Even though I couldn’t argue then it was a feeling I constantly felt but put aside
As I used to feel like a doll being dragged by its excited owner
Bible reading or preaching was never a routine task or an encrypted understanding
So even the joys and love of it became a feeling of nonchalance
Funny how we got stuck in this tradition of religion when we were never the lover of the Bible
As idle procrastinations and conventional trainees nurtured by the nameless ancient paganistic rule of worshipping God (whichever adjective comes first, I’m not sure ;-))
I was never taught and I never learned you see, I didn’t understand anything but had to follow everything.
And I used to be that consistent, obedient and obligated child of hypocrisy ( here comes another adjective structure :-/)
To a much bigger and bitter scale, this existed in the family (only Satan knows when)
But childhood must go on, isn’t that the case?
It wasn’t really a struggle to carry out such a controlling practice but more like a constant nudge to question the ideology in the subconscious
It was a ‘ I’m supposed to ask you, him or them (whoever is an expert) where and how it’s grounded and why but remained silent. ‘ —not wanting to anger or argue with anyone.
So church-ing (really I’m verb-ing it :-)) became less significant to an extent of ignoring then walking away from it.
A week ago, I was once again put to the ‘girl being questioned scene’ when I ate at a canteen near my workplace by someone who seemed to be the enlightened one, I reckon.
He asked as I made the sign of the cross in front of my meal
“Was Jesus the one who cooked your fish? Did he send you the money to buy all your needs?”
And I was like what? Hell no. (that was a quick self-serving answer from me who was no less than caught off guard by the sudden interruption
Or perhaps, I just didn’t know how and what to answer, should I explain or tell him? OK and if I decided to then, what should I say? (sigh)

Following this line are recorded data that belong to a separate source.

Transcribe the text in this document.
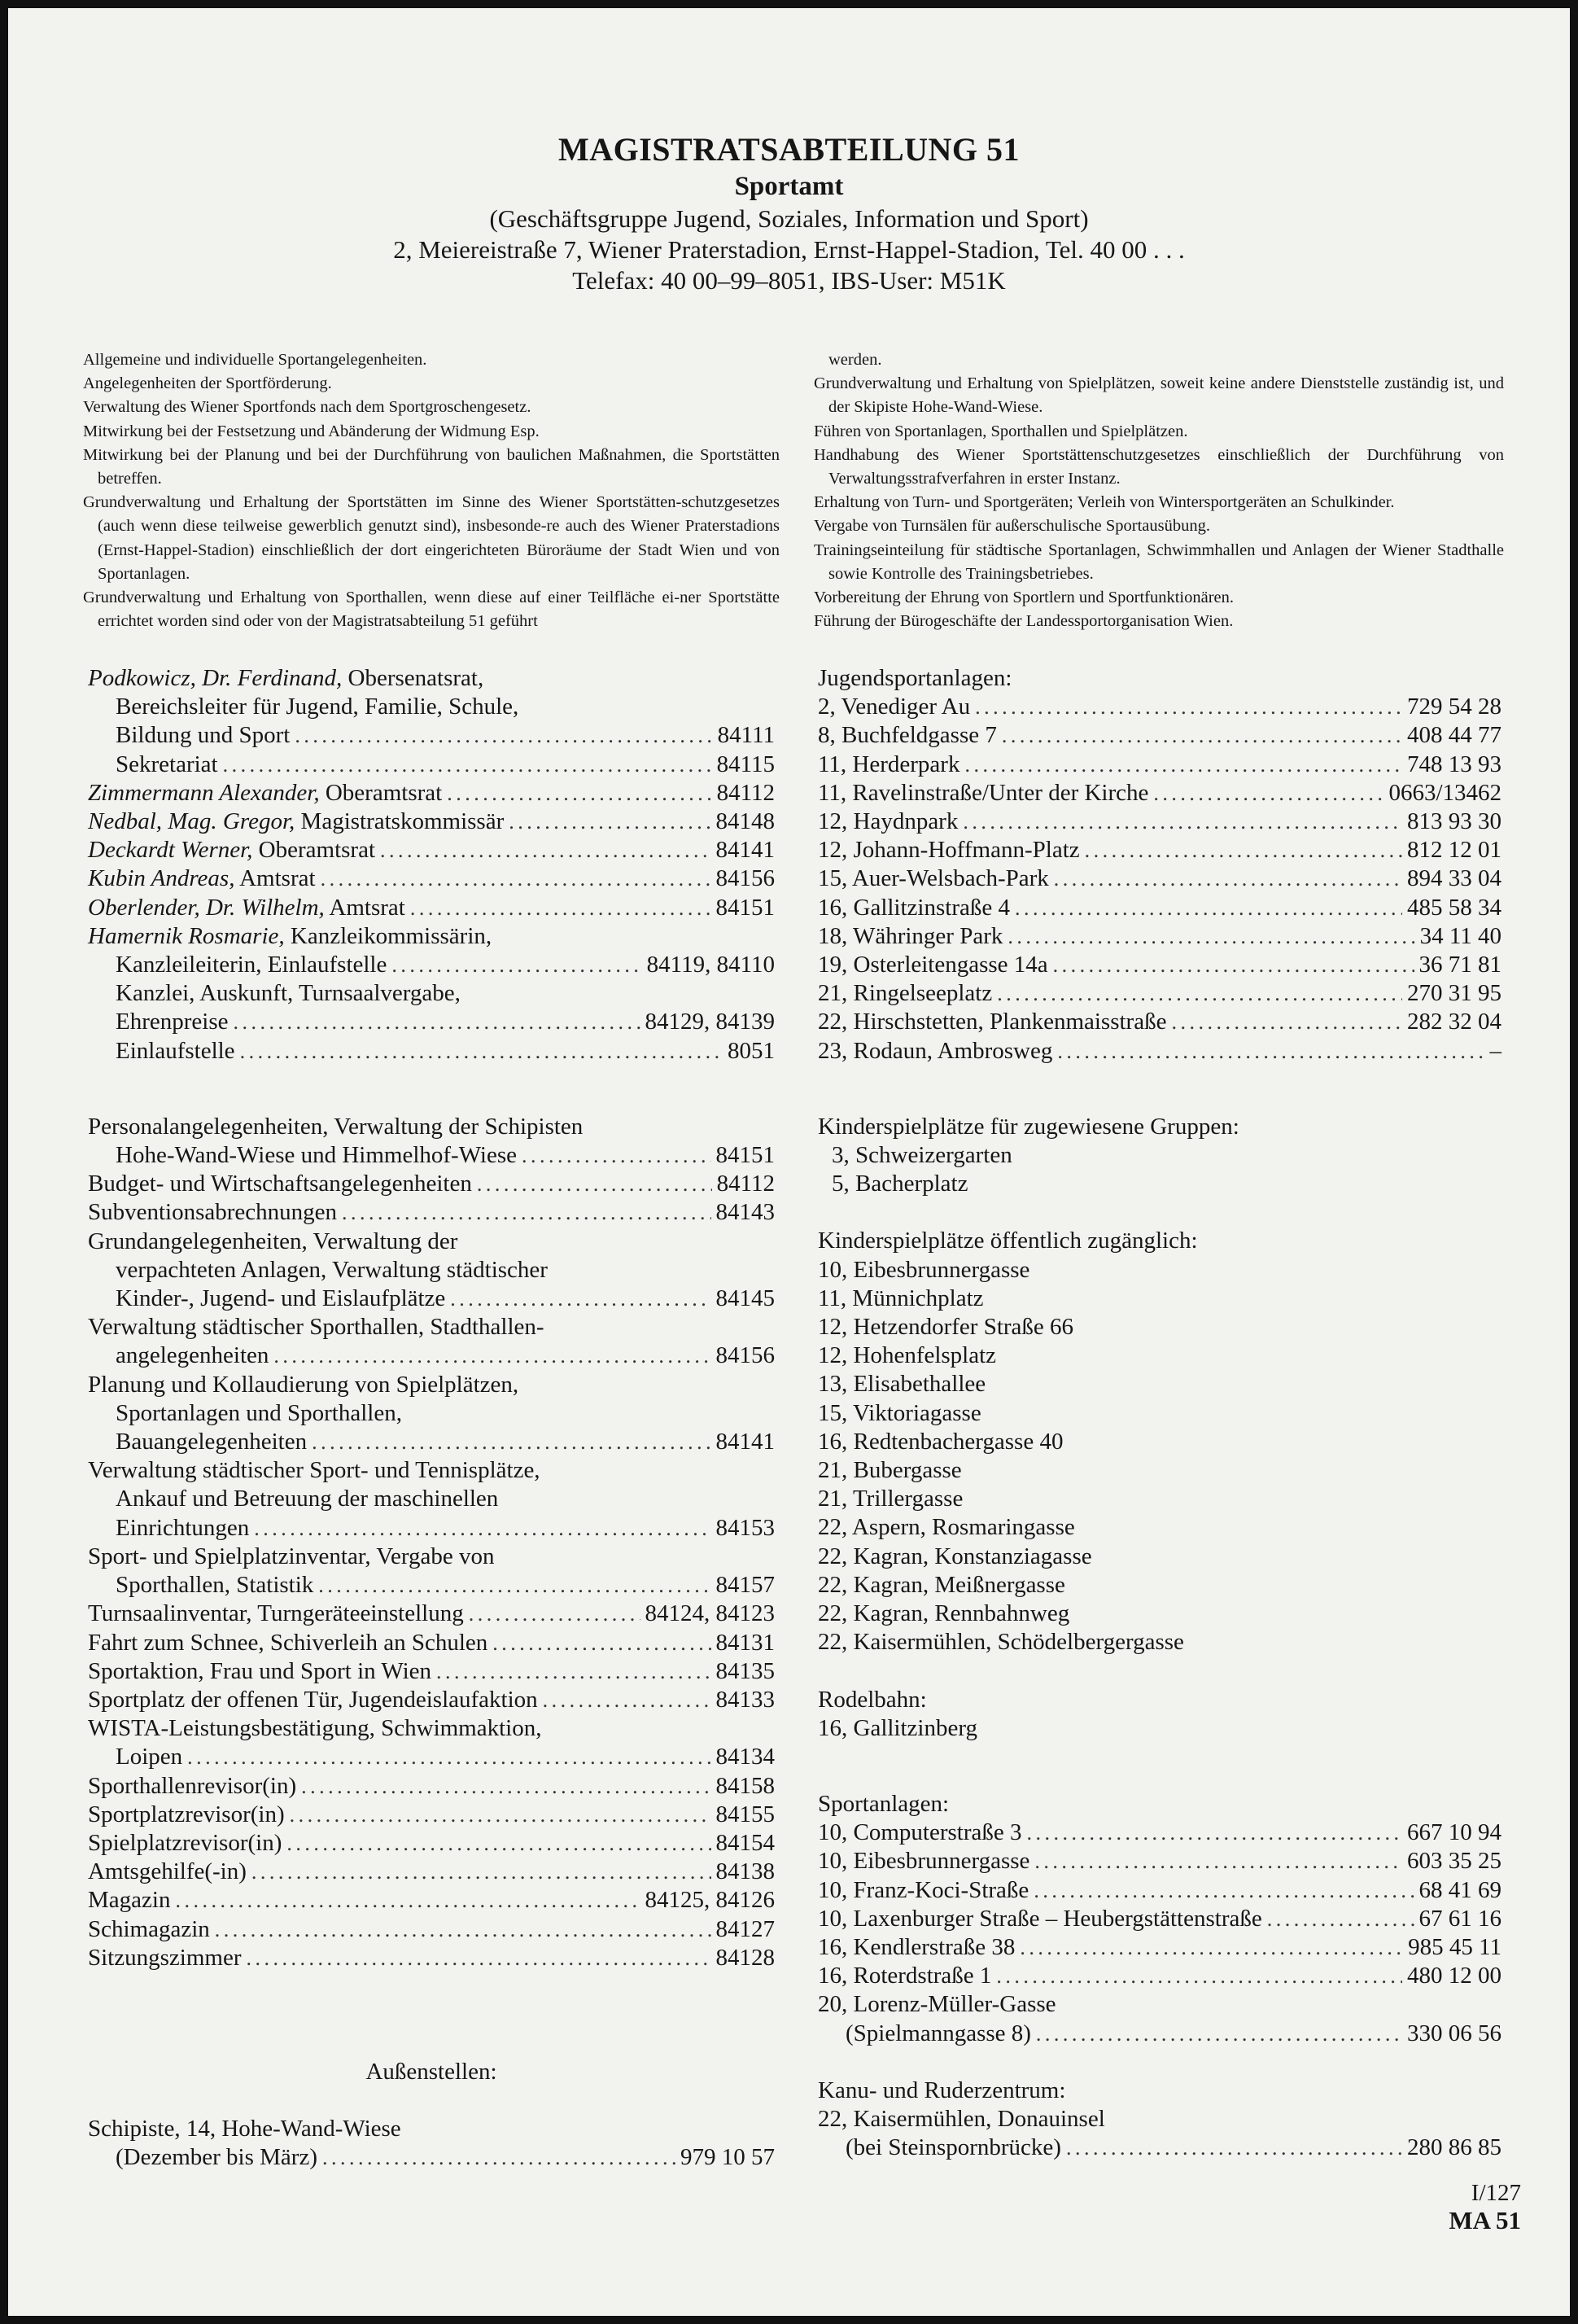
MAGISTRATSABTEILUNG 51
Sportamt
(Geschäftsgruppe Jugend, Soziales, Information und Sport)
2, Meiereistraße 7, Wiener Praterstadion, Ernst-Happel-Stadion, Tel. 40 00 . . .
Telefax: 40 00–99–8051, IBS-User: M51K

Allgemeine und individuelle Sportangelegenheiten.

Angelegenheiten der Sportförderung.

Verwaltung des Wiener Sportfonds nach dem Sportgroschengesetz.

Mitwirkung bei der Festsetzung und Abänderung der Widmung Esp.

Mitwirkung bei der Planung und bei der Durchführung von baulichen Maßnahmen, die Sportstätten betreffen.

Grundverwaltung und Erhaltung der Sportstätten im Sinne des Wiener Sportstätten-schutzgesetzes (auch wenn diese teilweise gewerblich genutzt sind), insbesonde-re auch des Wiener Praterstadions (Ernst-Happel-Stadion) einschließlich der dort eingerichteten Büroräume der Stadt Wien und von Sportanlagen.

Grundverwaltung und Erhaltung von Sporthallen, wenn diese auf einer Teilfläche ei-ner Sportstätte errichtet worden sind oder von der Magistratsabteilung 51 geführt

werden.

Grundverwaltung und Erhaltung von Spielplätzen, soweit keine andere Dienststelle zuständig ist, und der Skipiste Hohe-Wand-Wiese.

Führen von Sportanlagen, Sporthallen und Spielplätzen.

Handhabung des Wiener Sportstättenschutzgesetzes einschließlich der Durchführung von Verwaltungsstrafverfahren in erster Instanz.

Erhaltung von Turn- und Sportgeräten; Verleih von Wintersportgeräten an Schulkinder.

Vergabe von Turnsälen für außerschulische Sportausübung.

Trainingseinteilung für städtische Sportanlagen, Schwimmhallen und Anlagen der Wiener Stadthalle sowie Kontrolle des Trainingsbetriebes.

Vorbereitung der Ehrung von Sportlern und Sportfunktionären.

Führung der Bürogeschäfte der Landessportorganisation Wien.

Podkowicz, Dr. Ferdinand, Obersenatsrat,
Bereichsleiter für Jugend, Familie, Schule,
Bildung und Sport .....	84111
Sekretariat .....	84115
Zimmermann Alexander, Oberamtsrat .....	84112
Nedbal, Mag. Gregor, Magistratskommissär .....	84148
Deckardt Werner, Oberamtsrat .....	84141
Kubin Andreas, Amtsrat .....	84156
Oberlender, Dr. Wilhelm, Amtsrat .....	84151
Hamernik Rosmarie, Kanzleikommissärin,
Kanzleileiterin, Einlaufstelle .....	84119, 84110
Kanzlei, Auskunft, Turnsaalvergabe,
Ehrenpreise .....	84129, 84139
Einlaufstelle .....	8051
Personalangelegenheiten, Verwaltung der Schipisten
Hohe-Wand-Wiese und Himmelhof-Wiese .....	84151
Budget- und Wirtschaftsangelegenheiten .....	84112
Subventionsabrechnungen .....	84143
Grundangelegenheiten, Verwaltung der
verpachteten Anlagen, Verwaltung städtischer
Kinder-, Jugend- und Eislaufplätze .....	84145
Verwaltung städtischer Sporthallen, Stadthallen-
angelegenheiten .....	84156
Planung und Kollaudierung von Spielplätzen,
Sportanlagen und Sporthallen,
Bauangelegenheiten .....	84141
Verwaltung städtischer Sport- und Tennisplätze,
Ankauf und Betreuung der maschinellen
Einrichtungen .....	84153
Sport- und Spielplatzinventar, Vergabe von
Sporthallen, Statistik .....	84157
Turnsaalinventar, Turngeräteeinstellung .....	84124, 84123
Fahrt zum Schnee, Schiverleih an Schulen .....	84131
Sportaktion, Frau und Sport in Wien .....	84135
Sportplatz der offenen Tür, Jugendeislaufaktion .....	84133
WISTA-Leistungsbestätigung, Schwimmaktion,
Loipen .....	84134
Sporthallenrevisor(in) .....	84158
Sportplatzrevisor(in) .....	84155
Spielplatzrevisor(in) .....	84154
Amtsgehilfe(-in) .....	84138
Magazin .....	84125, 84126
Schimagazin .....	84127
Sitzungszimmer .....	84128
Außenstellen:
Schipiste, 14, Hohe-Wand-Wiese
(Dezember bis März) .....	979 10 57
Jugendsportanlagen:
2, Venediger Au .....	729 54 28
8, Buchfeldgasse 7 .....	408 44 77
11, Herderpark .....	748 13 93
11, Ravelinstraße/Unter der Kirche .....	0663/13462
12, Haydnpark .....	813 93 30
12, Johann-Hoffmann-Platz .....	812 12 01
15, Auer-Welsbach-Park .....	894 33 04
16, Gallitzinstraße 4 .....	485 58 34
18, Währinger Park .....	34 11 40
19, Osterleitengasse 14a .....	36 71 81
21, Ringelseeplatz .....	270 31 95
22, Hirschstetten, Plankenmaisstraße .....	282 32 04
23, Rodaun, Ambrosweg .....	–
Kinderspielplätze für zugewiesene Gruppen:
3, Schweizergarten
5, Bacherplatz
Kinderspielplätze öffentlich zugänglich:
10, Eibesbrunnergasse
11, Münnichplatz
12, Hetzendorfer Straße 66
12, Hohenfelsplatz
13, Elisabethallee
15, Viktoriagasse
16, Redtenbachergasse 40
21, Bubergasse
21, Trillergasse
22, Aspern, Rosmaringasse
22, Kagran, Konstanziagasse
22, Kagran, Meißnergasse
22, Kagran, Rennbahnweg
22, Kaisermühlen, Schödelbergergasse
Rodelbahn:
16, Gallitzinberg
Sportanlagen:
10, Computerstraße 3 .....	667 10 94
10, Eibesbrunnergasse .....	603 35 25
10, Franz-Koci-Straße .....	68 41 69
10, Laxenburger Straße – Heubergstättenstraße .....	67 61 16
16, Kendlerstraße 38 .....	985 45 11
16, Roterdstraße 1 .....	480 12 00
20, Lorenz-Müller-Gasse
(Spielmanngasse 8) .....	330 06 56
Kanu- und Ruderzentrum:
22, Kaisermühlen, Donauinsel
(bei Steinspornbrücke) .....	280 86 85
I/127
MA 51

because even the basic act of thanksgiving, I still struggled to keep my tact and confidence which stemmed from NOT knowing; NOT understanding therefore, silence! I had to be silent. Otherwise I’ll run the risk of failing to prove anything or defend something.
I learn NOT through Bible reading, or listening to some false prophets, movies and movie reviews, history and literature.
But by Faith.
Even if I know enough through reading and listening or nothing at all, I decided to just believe.
I know that most of us want to remain grounded, we want answers to validate our own truths, we want a more combative debate to prove who’s right or wrong, great and small, we want to uncover the mystery surrounding us in this lifetime, we want a more secured future, endless love and perfect life.
Hence we try our best to learn astronomy, theology, physics, biology, psychology and neurology to understand everything in order to have a sense of belongingness or satisfaction or even become the God ourselves.
Because learning and understanding all things mean, we can get ahead of others even to ourselves. It means power. This desire to be powerful brought inconsistencies and pain in our lives. And yet, how easy it is to blame our circumstances, other people much more GOD for our own selfishness and pride. (I hope I didn’t sound preaching. I too need to learn to understand)
I believe that there is GOD. And that Jesus is my one true savior. I claim His existence in my heart.
I don’t need to flag this to everyone, show them his physical house or existence, I don’t want to exaggerate but
I just want to believe that through His blood I’m saved. I’m forgiven and that is more than enough to keep my sanity and restless heart.